The Swansea University team found heavy metals and plastic fibres were released when throw-away masks were submerged in water.
The researchers said the public health impact needed more investigation.
"Before the pandemic, we were looking at reducing the use of plastic straws, reducing packaging, but now we are looking at hundreds and thousands of these masks being disposed," said the project leader, Dr Sarper Sarp, of the university's College of Engineering.
"We need to sort our priorities - first of all we need to get over the pandemic and protect each other and the public health. Then, in the meantime, we need to take steps to protect the environment."
Back in November last year, the researchers were only originally interested in the plastic waste impact on our environment.
But as they tested more and more masks, they uncovered more chemicals.
The pollutants were often linked to dyes used in producing the masks, mostly made in southern Asia, and China in particular.
The team found traces of lead, antimony and cadmium - all heavy metals which can be toxic in low doses.
They said the levels found were in the range of parts per million or parts per billion.

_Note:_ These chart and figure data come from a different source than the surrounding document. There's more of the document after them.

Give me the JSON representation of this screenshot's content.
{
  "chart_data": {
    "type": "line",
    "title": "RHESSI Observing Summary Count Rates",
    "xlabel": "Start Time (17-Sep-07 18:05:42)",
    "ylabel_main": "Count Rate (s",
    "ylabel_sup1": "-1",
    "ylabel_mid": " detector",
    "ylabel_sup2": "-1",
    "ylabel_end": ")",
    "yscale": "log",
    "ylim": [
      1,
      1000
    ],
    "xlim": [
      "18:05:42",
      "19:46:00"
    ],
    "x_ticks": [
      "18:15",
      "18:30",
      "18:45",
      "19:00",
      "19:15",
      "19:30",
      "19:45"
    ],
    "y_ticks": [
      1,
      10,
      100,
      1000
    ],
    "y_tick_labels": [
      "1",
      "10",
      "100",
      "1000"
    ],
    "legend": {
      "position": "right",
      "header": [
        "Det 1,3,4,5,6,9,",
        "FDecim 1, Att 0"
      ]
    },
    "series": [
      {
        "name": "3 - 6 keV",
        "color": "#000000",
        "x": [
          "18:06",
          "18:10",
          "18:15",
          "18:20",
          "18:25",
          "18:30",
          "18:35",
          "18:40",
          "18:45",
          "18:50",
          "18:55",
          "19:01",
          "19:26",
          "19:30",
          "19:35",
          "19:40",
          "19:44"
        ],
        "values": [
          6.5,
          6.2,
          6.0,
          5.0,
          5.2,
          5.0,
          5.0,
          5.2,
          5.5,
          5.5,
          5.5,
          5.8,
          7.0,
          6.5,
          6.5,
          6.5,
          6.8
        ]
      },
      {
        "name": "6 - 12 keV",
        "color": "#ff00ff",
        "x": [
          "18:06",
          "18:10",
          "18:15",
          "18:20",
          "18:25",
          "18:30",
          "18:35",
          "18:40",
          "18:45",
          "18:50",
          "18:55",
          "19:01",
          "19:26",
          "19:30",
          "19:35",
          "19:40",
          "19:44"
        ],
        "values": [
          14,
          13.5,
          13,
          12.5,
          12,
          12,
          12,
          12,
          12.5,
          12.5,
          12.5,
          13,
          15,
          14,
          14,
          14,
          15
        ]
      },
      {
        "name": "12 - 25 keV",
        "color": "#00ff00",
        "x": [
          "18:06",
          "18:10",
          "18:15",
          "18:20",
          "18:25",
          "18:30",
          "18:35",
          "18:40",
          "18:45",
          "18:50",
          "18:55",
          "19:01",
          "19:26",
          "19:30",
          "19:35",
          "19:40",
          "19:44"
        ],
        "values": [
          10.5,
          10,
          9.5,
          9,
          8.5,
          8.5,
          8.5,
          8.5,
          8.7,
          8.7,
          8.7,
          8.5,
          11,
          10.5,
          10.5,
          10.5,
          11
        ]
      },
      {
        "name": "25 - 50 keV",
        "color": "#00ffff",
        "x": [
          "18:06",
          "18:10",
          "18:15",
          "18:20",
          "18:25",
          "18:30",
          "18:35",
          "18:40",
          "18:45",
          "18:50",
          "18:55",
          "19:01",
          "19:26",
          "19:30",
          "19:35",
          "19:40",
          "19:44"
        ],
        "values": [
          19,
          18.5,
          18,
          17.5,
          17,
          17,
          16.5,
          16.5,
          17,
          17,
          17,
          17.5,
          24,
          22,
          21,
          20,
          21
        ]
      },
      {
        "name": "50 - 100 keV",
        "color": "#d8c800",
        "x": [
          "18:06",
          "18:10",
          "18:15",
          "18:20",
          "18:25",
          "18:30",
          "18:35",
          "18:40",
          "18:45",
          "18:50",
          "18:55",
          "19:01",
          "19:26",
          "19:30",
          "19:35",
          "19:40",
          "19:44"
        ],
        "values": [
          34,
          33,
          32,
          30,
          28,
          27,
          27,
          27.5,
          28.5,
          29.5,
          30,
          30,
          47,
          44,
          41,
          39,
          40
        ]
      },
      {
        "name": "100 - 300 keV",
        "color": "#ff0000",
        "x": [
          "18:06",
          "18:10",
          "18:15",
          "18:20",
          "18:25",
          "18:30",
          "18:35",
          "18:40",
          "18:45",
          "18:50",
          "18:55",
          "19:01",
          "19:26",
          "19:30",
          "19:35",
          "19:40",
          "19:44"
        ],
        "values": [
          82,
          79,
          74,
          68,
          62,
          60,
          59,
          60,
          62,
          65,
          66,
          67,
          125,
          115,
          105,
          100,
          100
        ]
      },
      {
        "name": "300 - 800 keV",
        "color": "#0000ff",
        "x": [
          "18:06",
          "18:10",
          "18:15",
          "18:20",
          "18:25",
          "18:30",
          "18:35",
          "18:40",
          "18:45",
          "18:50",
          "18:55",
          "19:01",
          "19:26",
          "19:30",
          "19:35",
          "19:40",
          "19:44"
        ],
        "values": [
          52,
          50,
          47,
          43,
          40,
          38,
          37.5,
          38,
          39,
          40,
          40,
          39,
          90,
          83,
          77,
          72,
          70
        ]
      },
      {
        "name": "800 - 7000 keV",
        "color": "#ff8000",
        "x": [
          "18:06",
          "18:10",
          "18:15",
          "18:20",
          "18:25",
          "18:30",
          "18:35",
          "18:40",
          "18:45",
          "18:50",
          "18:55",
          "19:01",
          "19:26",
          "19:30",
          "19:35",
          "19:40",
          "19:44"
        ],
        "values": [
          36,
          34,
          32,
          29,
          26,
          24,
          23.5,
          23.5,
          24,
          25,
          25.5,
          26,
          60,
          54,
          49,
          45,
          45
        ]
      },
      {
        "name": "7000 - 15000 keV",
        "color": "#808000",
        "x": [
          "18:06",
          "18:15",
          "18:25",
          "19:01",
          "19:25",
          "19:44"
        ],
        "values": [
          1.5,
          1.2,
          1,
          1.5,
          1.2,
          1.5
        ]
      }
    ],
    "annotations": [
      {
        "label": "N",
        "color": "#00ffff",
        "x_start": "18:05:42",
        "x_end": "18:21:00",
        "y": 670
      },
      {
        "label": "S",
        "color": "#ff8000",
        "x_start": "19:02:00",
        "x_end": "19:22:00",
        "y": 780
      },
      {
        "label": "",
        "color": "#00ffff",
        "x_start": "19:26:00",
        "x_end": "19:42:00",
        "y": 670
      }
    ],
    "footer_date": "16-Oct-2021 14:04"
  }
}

"On an environmental scale with the amount of production of these things - it all accumulates," warned Dr Geraint Sullivan, technology transfer fellow at the university.
He said the heavy metals found were also "bio-accumulative", which means they are not removed from aquatic systems and they build up over time.
Every mask tested leached chemicals when submerged.
"That's what's quite shocking really - even though they are at such trace levels, the amount of material being produced out there is going to have an effect on the wider environment," added Dr Sullivan.
Project leader Dr Sarp, who is also a member of the Welsh government's Covid technical advisory group of scientists, said there was much more work to be done on the face masks.
"It might not be a big issue now but accumulation is a problem we will face in the future," he said.
"The benefits of wearing the masks are huge, so we need to keep wearing them, but we need to be looking at different regulations and standardisation of the masks and the quality of the materials we use.
"We need to look at how they are produced, how we can test these, and how to standardise their quality."
Dr Sarp said with that information, they would be able to educate and inform the public about the masks, and ensure they are safer for individuals and the environment.